Voltei à Gulbenkian para ver com tempo e a atenção devida a exposição "Complexo Brasil" com curadoria de José Miguel Wisnik, Milena Britto e Guilherme Wisnik, um impressionante conjunto de obras de arte que nos ajudam a problematizar a história do Brasil, seus povos e suas culturas, mas também a sua relação com Portugal. Há pintura, escultura, vídeo, fotografia, instalações, objetos e música, de várias épocas e origens, de uma curadoria impecável, numa exposição que faz jus à diversidade e complexidade daquele país continental.
O início da exposição é dedicado aos povos originários, às culturas indígenas, ao colonialismo português e seu ímpeto evangelizador e violento, à relação desses povos com a floresta e a importância dessa sinergia para a proteção do pulmão do Mundo. Depois há espaço para a história da escravatura, com uma impressionante videoinfografia sobre o tráfico negreiro português e brasileiro (pós-independência), que tem como mote a frase reescrita "Ó mar salgado, quanto do teu sal são lágrimas dos escravizados" e que é demonstrativo da dimensão e da brutalidade da transferência populacional de África para o Brasil, para engrossar a mão de obra da agricultura e do minério.
As identidades afro-brasileiras, a negritude, a luta contra o racismo, o compromisso dos povos negros com a sobrevivência numa sociedade ainda muito estruturada pelo esclavagismo colonial, a representação dos corpos negros (o seu poder e beleza, mas também o seu genocídio) são temas com amplo destaque, num percurso expositivo que nos leva pela mão por entre temas muito densos, de uma forma quase lúdica, pelo prazer convocado pela exuberância das cores, pela omnipresença da música e pela surpresa constante com a variedade de linguagens, suportes, tempos e formatos.
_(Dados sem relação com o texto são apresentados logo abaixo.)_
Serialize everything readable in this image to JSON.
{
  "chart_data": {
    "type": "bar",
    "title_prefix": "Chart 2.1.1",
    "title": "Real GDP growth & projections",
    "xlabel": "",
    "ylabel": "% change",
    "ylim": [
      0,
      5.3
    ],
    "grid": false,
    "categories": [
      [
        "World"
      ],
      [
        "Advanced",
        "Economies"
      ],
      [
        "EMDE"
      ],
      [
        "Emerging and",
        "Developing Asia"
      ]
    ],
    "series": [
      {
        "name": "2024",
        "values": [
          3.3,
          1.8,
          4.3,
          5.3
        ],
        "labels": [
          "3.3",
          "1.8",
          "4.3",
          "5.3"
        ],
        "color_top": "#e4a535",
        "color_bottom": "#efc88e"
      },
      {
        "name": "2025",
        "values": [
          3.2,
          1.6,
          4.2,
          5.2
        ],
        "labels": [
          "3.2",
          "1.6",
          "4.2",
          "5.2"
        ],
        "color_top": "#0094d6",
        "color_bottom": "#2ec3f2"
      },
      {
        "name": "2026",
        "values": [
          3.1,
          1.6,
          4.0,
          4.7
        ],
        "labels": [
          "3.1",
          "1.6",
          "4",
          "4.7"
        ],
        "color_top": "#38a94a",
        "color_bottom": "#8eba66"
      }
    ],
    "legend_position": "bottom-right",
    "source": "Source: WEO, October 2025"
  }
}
Evoca-se o Brasil histórico, ascético, ancestral e iconográfico, para tomar como objeto poliédrico o Brasil contemporâneo, sempre no eixo passado-presente, para não descurar o impacto das dinâmicas históricas, na forma como hoje funciona a sociedade brasileira. Fala-se de paisagem, de território, de arquitetura, das tensões urbanas, da construção de Brasília como o símbolo de um projeto de país sonhado, para depois fazer desembocar a exposição nos modos de viver, nos quotidianos, nos lugares, e acabar com as gentes, os rostos, a diversidade do povo brasileiro. É uma experiência imperdível, até pela grande virtude de fazer da omnipresença da música (enquanto celebração da cultura brasileira) uma rutura com a solenidade silenciosa que habitualmente engessa os espaços museológicos.